A 125-ft diagonal brace on a bridge connects a support of the center of the bridge to a side support on the bridge. The horizontal distance that it spans is 25 ft longer than the height that it reaches on the side of the bridge. Find the horizontal and vertical distances spanned by this brace.

Check 4-30-11,9:40pm post for solution

125^2=height^2 + horiz^2

125^2=height^2+ (height-25)^2
solve for height first.

To find the horizontal and vertical distances spanned by the diagonal brace, we can use the Pythagorean theorem since we have a right triangle formed by the diagonal brace, the horizontal distance, and the vertical distance.

Let's call the horizontal distance "x" and the vertical distance "y."

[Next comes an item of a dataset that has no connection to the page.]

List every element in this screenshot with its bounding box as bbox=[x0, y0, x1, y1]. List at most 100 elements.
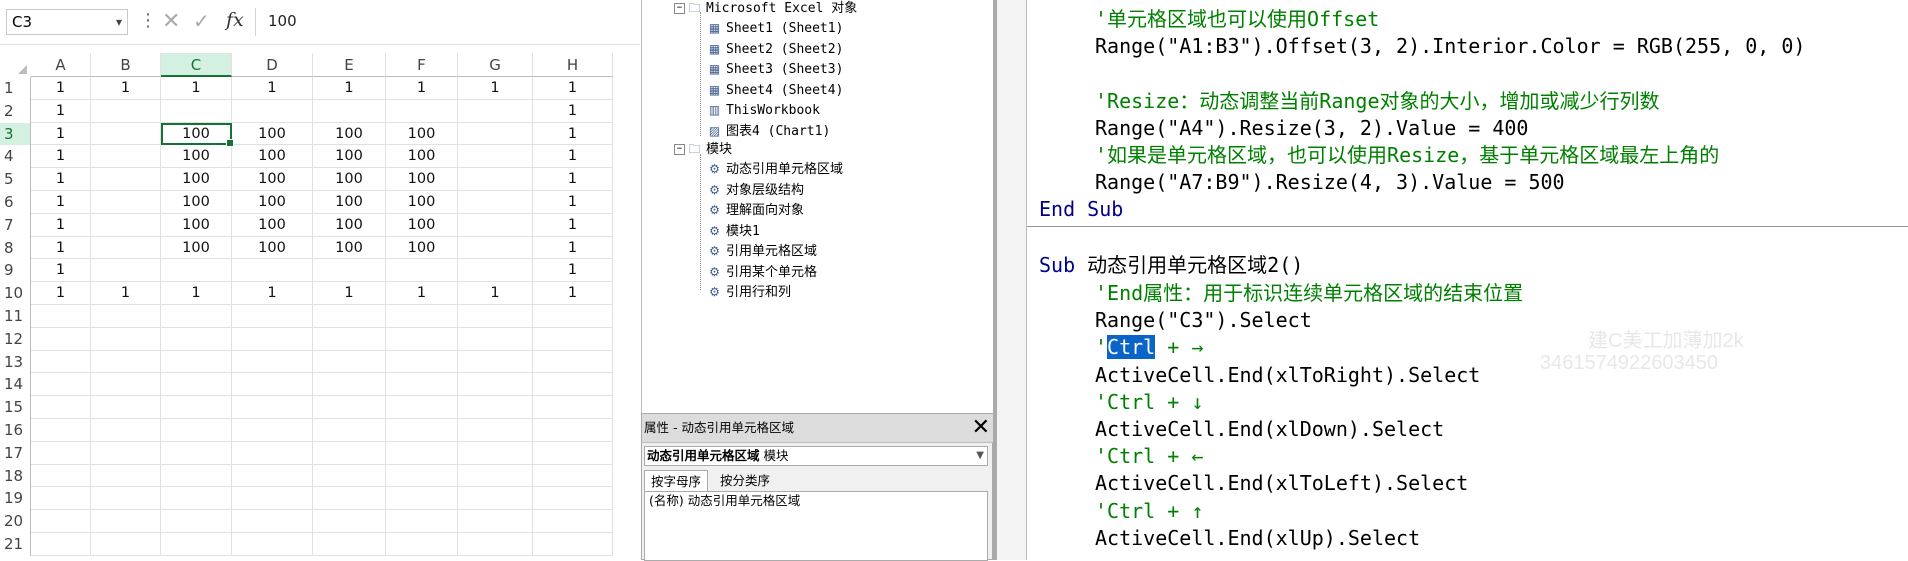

According to the problem, the diagonal brace has a length of 125 ft. This means that we have the equation:

x^2 + y^2 = 125^2

We are also given that the horizontal distance is 25 ft longer than the height, so we can write:

x = y + 25

Now we can substitute this value of x into the first equation:

(y + 25)^2 + y^2 = 125^2

Expanding and simplifying the equation, we get:

y^2 + 50y + 625 + y^2 = 15625

Combining like terms, we have:

2y^2 + 50y + 625 = 15625

Rearranging the equation, we get:

2y^2 + 50y - 15000 = 0

To solve this quadratic equation, we can use the quadratic formula:

y = (-b ± √(b^2 - 4ac)) / (2a)

In this case, a = 2, b = 50, and c = -15000. Plugging in these values, we get:

y = (-50 ± √(50^2 - 4(2)(-15000))) / (2(2))

Simplifying further, we have:

y = (-50 ± √(2500 + 120000)) / 4

y = (-50 ± √122500) / 4

y = (-50 ± 350) / 4

Now we have two possible values for y:

y = (-50 + 350) / 4 = 75

or

y = (-50 - 350) / 4 = -100

However, since the height cannot be negative, we can discard the negative value.

Therefore, the vertical distance spanned by the brace is y = 75 ft.

Now we can substitute this value of y into the equation x = y + 25 to find the horizontal distance:

x = 75 + 25 = 100 ft

So, the horizontal distance spanned by the brace is x = 100 ft, and the vertical distance spanned is y = 75 ft.